Ouviu, de dentro, um grito por ele. Mal havia terminado de girar a chave na fechadura para abrir a porta, foi recebido com a maior empolgação do mundo. Ao ponto de desequilibrar-se e ter que se segurar para não cair. Era assim, todos os dias. O retorno ao lar afastava de sua mente as preocupações e qualquer pensamento ruim e ele sentia-se especial. Enquanto deixava a maleta sobre a mesa da sala e o paletó sobre uma cadeira qualquer, recebia longas e afáveis lambidas nas mãos. O cão oferecia a ele um universo de sossego e distração em troca apenas de alguns simples cafunés.

Desde que a família reduzira-se apenas aos dois, quando a dona da casa fora vencida por uma enfermidade, tornaram-se melhores amigos. O cachorro era dela, mas homem e animal viram-se sozinhos no mesmo espaço e decidiram dar uma chance um ao outro. Entenderam-se, após anos de convívio distante. Apaixonaram-se. Agora não se separavam mais.

O humano não precisava mais de despertador. Todos os dias, pontualmente, às 6h, era acordado com uma lambida nos pés. Um afago no bicho e ia ao banho, enquanto o animal corria ao jardim para buscar o jornal. O dono lia as notícias durante o café, enquanto o cão comia seus biscoitos ao pé da mesa. Depois, era hora da caminhada pelo bairro. Sem a necessidade de coleira. Eles mantinham-se próximos porque queriam. Alguns minutos de descanso na praça, um carinho e era tempo de partir ou se atrasariam. Um deles precisava trabalhar.

No início da noite, após o massacrante expediente, outra volta pelo bairro. Para o animal, oportunidade para exercitar-se, praticar o latido no duelo verbal com outros cachorros e, quem sabe, descolar uma namorada. Para o humano, hora de esquecer toda a complexidade da sociedade e do mundo corporativo. Após a caminhada, jantavam juntos e tiravam um cochilo no sofá vendo qualquer coisa na TV.

Novo dia, mesma rotina: despertador de língua, banho, jornal no café, passeio pelo bairro. Trabalho.

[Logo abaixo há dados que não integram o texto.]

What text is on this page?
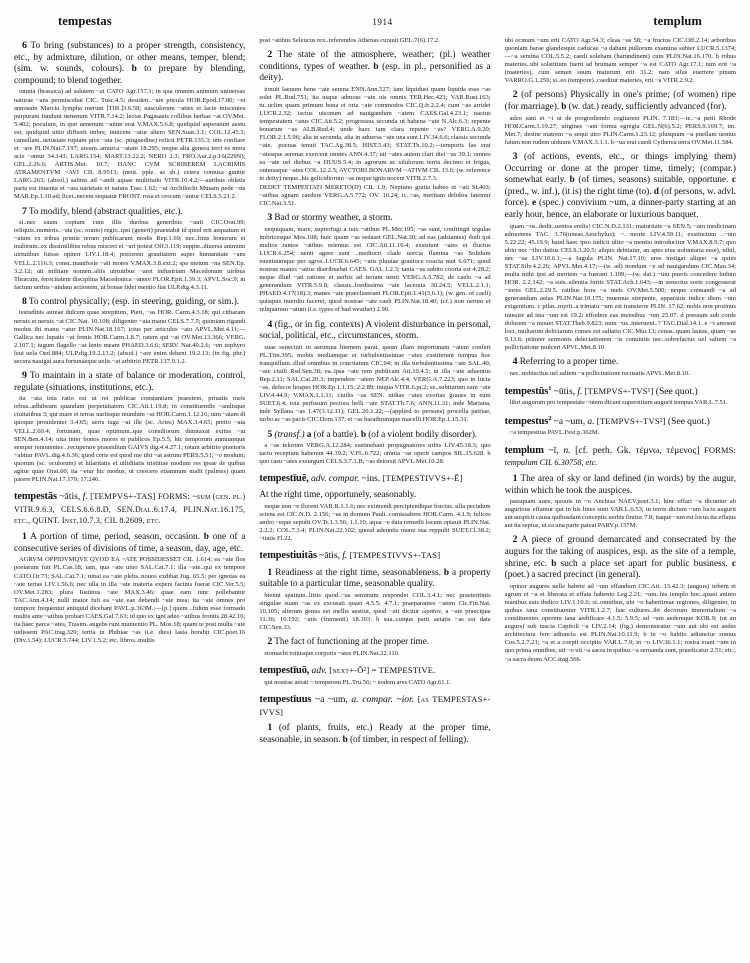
tempestas	1914	templum
6 To bring (substances) to a proper strength, consistency, etc., by admixture, dilution, or other means, temper, blend; (sim. w. sounds, colours). b to prepare by blending, compound; to blend together.
omnia (brassica) ad salutem ~at CATO Agr.157.1; in qua omnem animum uniuersae naturae ~ans permiscebat CIC. Tusc.4.5; desideri..~are pocula HOR.Epod.17.80; ~et annosum Marcia lympha merum [TIB.]3.6.58; uasculorum ~aties et lacte miscentes purpuram fundunt uenenum VITR.7.14.2; lectas Pagasaeis collibus herbas ~at OV.Met. 5.402; poculum, in quo uenenum ~atum erat V.MAX.5.6.8; quidquid asperatum aestu est, quidquid uitio diffuxit imbre, inuicem ~atur altero SEN.Suas.3.1; COL.12.45.3; camellam..uetustate ruptam pice ~ata (sc. pinguedine) reficit PETR.135.3; uns confiare et ~are PLIN.Nat.7.197; aream..amurca ~atam 18.295; neque alia genera terri es mera acie ~antur 34.143; LARG.154; MART.13.22.2; NERO 2.3; FRO.Aur.2.p.16(229N); GEL.2.26.6; ARTIS.Met. 10.7; HANC CVM SCRIBEREM LACRIMIS ATRAMENTVM ~AVI CIL 8.9513; (neut. pple. as sb.) cetera contusa guntur LARG.263; (absol.) salinis ad ~andi aquae multitudo VITR.10.4.2;—auribus obletis parta est inuenta et ~ata uarietate et natura Tusc.1.62; ~at Archilochi Musam pede ~na MAR.Ep.1.10.ad; licet..necem sequatur FRONT. rosa et crocum ~antur CELS.5.21.2.
7 To modify, blend (abstract qualities, etc.).
si..nec suam copiam cum illis duobus generibus ~auit CIC.Orat.99; reliquis..numeris..~ata (sc. oratio) regio..ipsi (generi) praestabit id quod erit aequatum et ~atum ex tribus primis rerum publicarum modis Rep.1.69; nec..finis bonorum et malorum..ex dissimilibus rebus misceri et ~ari potest Off.3.119; suppte..diuersa animum uirtutibus fuisse opinor LIV.1.18.4; potiorem grauitatem super humanitate ~ans VELL.2.116.3; const..manifeste ~ati mores V.MAX.3.8.ext.2; spe metum ~na SEN.Ep. 3.2.12; uti militare nomen..aliis uirtutibus ~aret industriam Macedonum uiribus Thracum, ferocitatem disciplina Macedonica ~anere FLOR.Epit.1.39.3; APVL.Soc.9; in factum uerbis ~andam actionem, ut bonae fidei mentio fiat ULP.dig.4.3.11.
8 To control physically; (esp. in steering, guiding, or sim.).
testudinis aureae dulcem quae strepitum, Pieri, ~as HOR. Carm.4.3.18; qui citharam neruis et neruis ~at CIC.Nat. 10.108; diligenter ~ata manu CELS.7.7.5; quoniam rigandi modus ibi manu ~atur PLIN.Nat.18.167; ictus per articulos ~ato APVL.Met.4.11;—Gallica nec lupatis ~at frenis HOR.Carm.1.8.7; ratem qui ~at OV.Met.13.366; VERG. 2.107.1; iugum flagello ~at lento meam PHAED.3.6.6; SERV. Nat.40.2.6; ~en zephyro leui uela Oed.884; ULP.dig.19.2.13.2; (absol.) ~are enim debent 19.2.13; (in fig. phr.) secura nauigat aura fortunaeque uelis ~at arbitrio PETR.137.9.1.2.
9 To maintain in a state of balance or moderation, control, regulate (situations, institutions, etc.).
ita ~ata tota ratio est ut rei publicae constantiam praestem, priuatis meis rebus..adhibeam quandam perpetuitatem CIC.Att.1.19.8; in constituendis ~andisque ciuitatibus 3; qui mare et terras uariisque mundum ~at HOR.Carm.1.12.16; uim ~atam di quoque prouidenter 3.4.65; ueris iuga ~at ille (sc. Aries) MAX.3.4.65; pretio ~ata VELL.2.60.4; fortunam, quae optimum..que consiliorum dumtaxat exitus ~at SEN.Ben.4.14; uita inter bonos mores et publicos Ep.5.5; hic temporum annuumque semper renuuentes ..recuperare praesidium GAIVS dig.4.4.27.1; totam arbitrio praetoris ~abitur PAVL.dig.4.6.36; quod certe est quod me tibi ~at astrum PERS.5.51; ~o modum; quorum (sc. oculorum) et hilaritatis et uiliditatis tristitiae modum res ipsae de quibus agitur quae Orat.60; ita ~etur hic modus, ut crescere etiamnum malit (palmes) quam parere PLIN.Nat.17.179; 17.246.
tempestās ~ātis, f. [TEMPVS+-TAS] FORMS: ~sum (gen. pl.) VITR.9.6.3, CELS.6.6.8.D, SEN.Dial.6.17.4, PLIN.Nat.16.175, etc., QUINT. Inst.10.7.3, CIL 8.2609, etc.
1 A portion of time, period, season, occasion. b one of a consecutive series of divisions of time, a season, day, age, etc.
AGRVM OPPIDVMQVE QVOD EA ~ATE POSSIDESSET CIL 1.614; ea ~ate flos poetarum fuit PL.Cas.18; iam, qua ~ate uiuo SAL.Cat.7.1; illa ~ate..qui ex tempore CATO.Or.73; SAL.Cat.7.1; ninai ea ~ate plebs..nouos exdibat Jug. 65.5; per ignotas ea ~ate terras LIV.1.56.6; nec ulla in illa ~ate materia expers facinis fuerat CIC.Ver.5.5; OV.Met.1.283; plura Iustinus ~ate MAX.3.46; quae eam tunc pollebantur TAC.Ann.4.14; nulli maior fuit ea ~ate eae debendi ~ate mea; ita ~ate omnes pro tempore frequentur antiquid dicebant PAVL.p.363M.;—[p.] quem ..fidum esse formado multis ante ~atibus probari CAES.Gal.7.63; id quo ex igni adeo ~atibus frontis 28.42.16; ita haec parca ~ates, Trasim. augebs runt munientio PL. Mos.18; quam te post multa ~ate uidissem PAC.trag.329; tertia in Phthiae ~as (i.e. dies) lasta horabit CIC.poet.16 (Div.1.54); LUCR.5.744; LIV.1.5.2; etc. libros..multis
post ~atibus Seleucus rex..referendos Athenas curauit GEL.7(6).17.2.
2 The state of the atmosphere, weather; (pl.) weather conditions, types of weather. b (esp. in pl., personified as a deity).
tonuit laeuum bene ~ate serena ENN.Ann.527; iam liquidust quam liquida esse ~as solet PL.Rud.751; ita usque admoss ~ate uis omnis TER.Hec.423; VAR.Rust.163; tu..uclim quam primum bona et orta ~ate commodos CIC.Q.fr.2.2.4; cum ~as arridet LUCR.2.32; isctus uisonum ad nauigandum ~atem CAES.Gal.4.23.1; nactus tempestatem ~atus CIC.Att.5.2; progressus secunda ut habena ~ate N.Alc.6.3; repente bonarum ~as ALB.Rud.4; unde haec tam clara repente ~as? VERG.A.9.20; FLOR.2.1.5.96; alia in secunda, alia in aduersa ~ate una sunt LIV.34.6.6; classis secunda ~ate. .pocnas tenuit TAC.Ag.38.5; HIST.5.43; STAT.Th.10.2;—temporis fas erat ~atesque serenas exercent omnes ANN.4.37; uti ~ates autem clari diei ~as 39.1; omnes ea ~ate uel diebus ~a HUUS.5.4; in agrorum ac silulorum terris decimo et frigus, outerasque ~ates COL.12.2.5; AVCTORI BONARVM ~ATIVM CIL 13.6; (w. reference to deity) neque..his gelicidiorum ~as neque ignis nocere VITR.2.7.3.
DEDET TEMPESTATI MERETO(D) CIL 1.9; Neptuno gratia habeo et ~ati Si.403; ~atibus agnam caedere VERG.A.5.772; OV. 10.24; ic..~as, meritam delubra fatemur CIC.Nat.3.51.
3 Bad or stormy weather, a storm.
nequiquam, mare, supterfugi a tuis ~atibus PL.Mer.195; ~as sunt, confringit tegulas imbricesque Mos.108; huic quam ~as sedaset GEL.Nat.30; ad eas (adstantes) dodi qui multos ramos ~atibus reientus est CIC.Att.11.16.4; exsistunt ~ates et fluctus LUCR.6.254; uenti agere sunt ..mediocri clade uorcia flamina ~as Solidum euentuumque per agros..LUCR.6.645; ~atis pluuiae grauioce coacta mut 6.671; quod nostrae manes ~atius distribuebat CAES. GAL.1.2.3; tanta ~as subito coorta est 4.28.2; neque illud ~ati ratione et uerbis ad terram uenti VERG.A.5.782; de caelo ~a ad generandum VITR.5.9.8; classis..foedissima ~ate lacerata 30.24.5; VELL.2.1.1; PHAED.4.17(18).3; manes ~ate praecluserant FLOR.Epit.1.41(3,6.1); (w. gen. of caeli) quisquis interdiu faceret, quod nostrae ~ate caeli PLIN.Nat.18.40; (cf.) non uerum et reliquarum ~atum (i.e. types of bad weather) 2.90.
4 (fig., or in fig. contexts) A violent disturbance in personal, social, political, etc., circumstances, storm.
suae senectuti in aerumna hiemem parat, quom illam importunam ~atem confert PL.Trin.395; mobis inediamque et turbulentissimae ~ates exstiterunt tempus hoc tranquillum..illud omnibus in concitatum CIC.94; in illa turbulentissima ~ate SAL.40; ~ate ciuili Rsd.Sen.38; ea..ipsa ~ate rem publicam Att.10.4.5; in illa ~ate aduentus Rep.2.11; SAL.Cat.20.3; impendere ~atem NEP.Alc.4.4; VERG.A.7.223; quo in lucta ~as, defecor hospes HOR.Ep.1.1.15; 2.2.89; iniqua VITR.6.pr.2; se..subiturum eam ~ate LIV.4.44.9; V.MAX.1.1.11; ciuilis ~as SEN. uidiae ~ates exortae graues in eum SUET.6.4; tota perfusum pectora belli ~ate STAT.Th.7.6; ANN.11.31; inde Mariana, inde Syllana ~as 1.47(3.12.11); GEL.20.1.22;—(applied to persons) procella patriae, turbo ac ~as pacis CIC.Dom.137; et ~as barathrumque macelli HOR.Ep.1.15.31.
5 (transf.) a (of a battle). b (of a violent bodily disorder).
a ~as telorum VERG.A.12.284; sustinebant propugnatores urbis LIV.45.18.3; quo tactu receptum haberent 44.39.2; V.FL.6.722; omnia ~as operit campos SIL.15.628. b quo casu ~ates exsurgunt CELS.3.7.1.B; ~as detorsit APVL.Met.10.28.
tempestīuē, adv. compar. ~ius. [TEMPESTIVVS+-Ē]
At the right time, opportunely, seasonably.
neque non ~e florent VAR.R.1.1.6; nec eximendi percipiendique fructus..ulla pecudum sciens est CIC.N.D. 2.156; ~as in domum Pauli..comissabere HOR.Carm. 4.1.9; felices ambo ~eque sepulti OV.Tr.1.3.56; 1.1.10; aqua ~e data remedii locum optauit PLIN.Nat. 2.2.2; COL.7.3.4; PLIN.Nat.22.102; quosd adeuntis manu sua reppulit SUET.Cl.38.2; ~itatis Fl.22.
tempestiuitās ~ātis, f. [TEMPESTIVVS+-TAS]
1 Readiness at the right time, seasonableness. b a property suitable to a particular time, seasonable quality.
bienni spatium..litris quod..~as seminum respondet COL.3.4.1; nec praeteritinis singulae suam ~as ex excusati quaei 4.5.5; 4.7.1; praeparantes ~atem Cic.Fin.Nat. 10.105; alterum genus est mellis aestiui, quod ~ati dicitur ὡραῖον, a ~ate praecipua 11.36; 16.192; ~atis (frumenti) 18.303. b sua..cuique parti aetatis ~as est data CIC.Sen.33.
2 The fact of functioning at the proper time.
stomachi totiusque corporis ~ates PLIN.Nat.22.110.
tempestīuō, adv. [next+-Ō²] = TEMPESTIVE.
qui nostrae aetati ~ temperent PL.Tru.56; ~ eodem ares CATO Agr.61.1.
tempestīuus ~a ~um, a. compar. ~ior. [as TEMPESTAS+-IVVS]
1 (of plants, fruits, etc.) Ready at the proper time, seasonable, in season. b (of timber, in respect of felling).
ubi ocinum ~um erit CATO Agr.54.3; cleas ~as 58; ~a fructus CIC.Off.2.14; arboribus quoniam barae glandesque caducae ~a dabant pullorum examina subter LUCR.5.1374;—~a semina COL.5.5.2; caedi solebant (harundinem) cum PLIN.Nat.16.170. b robus materies..ubi solstitium fuerit ad brumam semper ~a est CATO Agr.17.1; tum erit ~a (materies), cum semen suum maturum erit 31.2; nam silus euertere pinum VARRO.G.1.256; si..eo (tempore)..caeditur materies, erit ~a VITR.2.9.2.
2 (of persons) Physically in one's prime; (of women) ripe (for marriage). b (w. dat.) ready, sufficiently advanced (for).
adeo sani et ~i ut de progrediendo cogitarent PLIN. 7.183;—te..~a petit Rhode HOR.Carm.3.19.27; uirgines ~am forma egregia GEL.N(6).5.2; PERS.9.169.7; im. Met.7; desine matrem ~a sequi uiro PLIN.Carm.1.23.12; plusquam ~a puellam uentus fatum non rudem uiduum V.MAX.3.1.1. b ~ua erat caedi Cytherea terra OV.Met.11.584.
3 (of actions, events, etc., or things implying them) Occurring or done at the proper time, timely; (compar.) somewhat early. b (of times, seasons) suitable, opportune. c (pred., w. inf.), (it is) the right time (to). d (of persons, w. advl. force). e (spec.) convivium ~um, a dinner-party starting at an early hour, hence, an elaborate or luxurious banquet.
quam ~os..dedit..uentos erelis! CIC.N.D.2.131; maturitate ~a SEN.5; ~am medicinam admonens TAC. 3.76(uneas.Aeschylus); ~. morte LIV.4.59.11; exstinctum ..~um 5.22.22; 45.19.9; haud haec ipso iudicii ultio ~a mentio introducitur V.MAX.8.9.7; quo ubio nec ~ibo datius CELS.3.20.5; aliquo debitatur, an apes eius uoluntaria esse), nihil, nec ~as LIV.10.6.1;—a Iugula PLIN. Nat.17.10; ures instigat aliquo ~a quies STAT.Silv.4.2.26; APVL.Met.4.17;—(w. ad) nondum ~e ad nauigandum CIC.Man.34; multa mihi ipsi ad mortem ~a fuerant 1.109;—(w. dat.) ~um pueris concedere ludum HOR. 2.2.142; ~a suis..silentia furtis STAT.Ach.1.643;—in senectus sorte congesserat ~iores GEL.2.29.5. ratibus hora ~a meis OV.Met.5.500; neque cremandi ~a ad generandum aetas PLIN.Nat.10.175; muemus strepente, apparatus indice diem ~um exigentium. c pilas..myrii..a trimatu ~um est transierre PLIN. 17.62; nobis non protinus transire ad ista ~um est 19.2; effodere eas mensibus ~um 25.07. d pressum sub corde dolorem ~a mouet STAT.Theb.9.823; num ~us..interueni..? TAC.Dial.14.1. e ~i amoeni loci, multarum deliciarum comes est saltatio CIC.Mur.13; cenas..quam lautas, quam ~as 9.13.6; ptimier sermonis delectationem ~is conuiuiis nec..sobrefactus uel saltem ~a pollicitatione mulceri APVL.Met.8.10.
4 Referring to a proper time.
nec..nobiscitus uel saltem ~a pollicitatione recusatis APVL.Met.8.10.
tempestūs$^1$ ~ūtis, f. [TEMPVS+-TVS¹] (See quot.)
libri augurum pro tempestate ~utem dicunt superstitum augurii tempus VAR.L.7.51.
tempestus$^2$ ~a ~um, a. [TEMPVS+-TVS²] (See quot.)
~a tempestiua PAVL.Fest.p.362M.
templum ~ī, n. [cf. perh. Gk. τέμνω, τέμενος] FORMS: tempulum CIL 6.30758, etc.
1 The area of sky or land defined (in words) by the augur, within which he took the auspices.
passquam aues, quouis in ~o Anchisa NAEV.poet.3.1; hinc effari ~a dicuntur ab augurious effamur qui in his lines sunt VAR.L.6.53; in terris dictum ~um locis augurii aut auspicii causa quibusdam conceptis uerbis finitus 7.8; itaque ~um est locus ita effatus aut ita septus, ut ea una parte pateat PARV.p.157M.
2 A piece of ground demarcated and consecrated by the augurs for the taking of auspices, esp. as the site of a temple, shrine, etc. b such a place set apart for public business. c (poet.) a sacred precinct (in general).
opinor augures uelle habere ad ~um effandum CIC.Att. 13.42.3; (augurs) urbem et agrum et ~a et liberata et effata habento Leg.2.21; ~um..his templo hoc..quasi animo manibus suis dedico LIV.1.10.6; si..omnibus, ubi ~o habertimae regiones, diligenter, in quibus tana constituuntur VITR.1.2.7; hae cultures..ibi decorum immortalium ~a constituentes operum tana aedificare 4.1.5; 5.9.5; ad ~um aedemque KOR.9; (ut an augurs) sub tuscia Capitoli ~a LIV.2.14; (fig.) demonstratur ~um aut ubi est aedes architectura fere adiuncta est PLIN.Nat.10.11.9; b in ~o habito adiunctur sumus Cos.5.2.7.21; ~a et a coepit occipito VAR.L.7.9; in ~o LIV.36.1.1; rostra erant ~um in quo prima omnibus, uti ~o uti ~a sacra in quibus ~a seruanda sunt, praedicatur 2.51; etc.; ~a sacra deum ACC.trag.566.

Volta pra casa, festa, passeio pelo bairro, jantar, sofá.

Numa madrugada como qualquer outra, um deles passou mal, com uma forte dor no peito. O outro soube que o próximo dia não seria de festa. Sentiu que não viria notícia boa. Descobriram uma doença. Em questão de semanas, ele piorou. Mantiveram-se um ao lado do outro todo o tempo. Um esperava à porta do consultório enquanto o outro fazia exames. Estava por perto na hora dos remédios. Diminuíram o ritmo do passo nas caminhadas. Um ensinou o outro a ser mais humano e o outro lhe ensinou a ser menos animal. Tentaram manter a doce e consagrada rotina por quanto tempo fosse possível.

Embora não admitissem, sabiam que a parceria estava prestes a terminar. E acabou numa manhã fresca de sábado. A saúde cedeu, a bomba-relógio explodiu. Em silêncio, ele tocou o corpo inerte do amigo e aguardou ao seu lado o socorro, que chegou tarde demais. Saiu de maca e cheio de tubos e eles nunca mais se viram. Mas os jornais continuam a ser entregues, infalivelmente, todas as manhãs.







Inspirado nessa charge, que desconheço a autoria (além da assinatura meio ilegível). E em todo o sentido que carrega a palavra lealdade.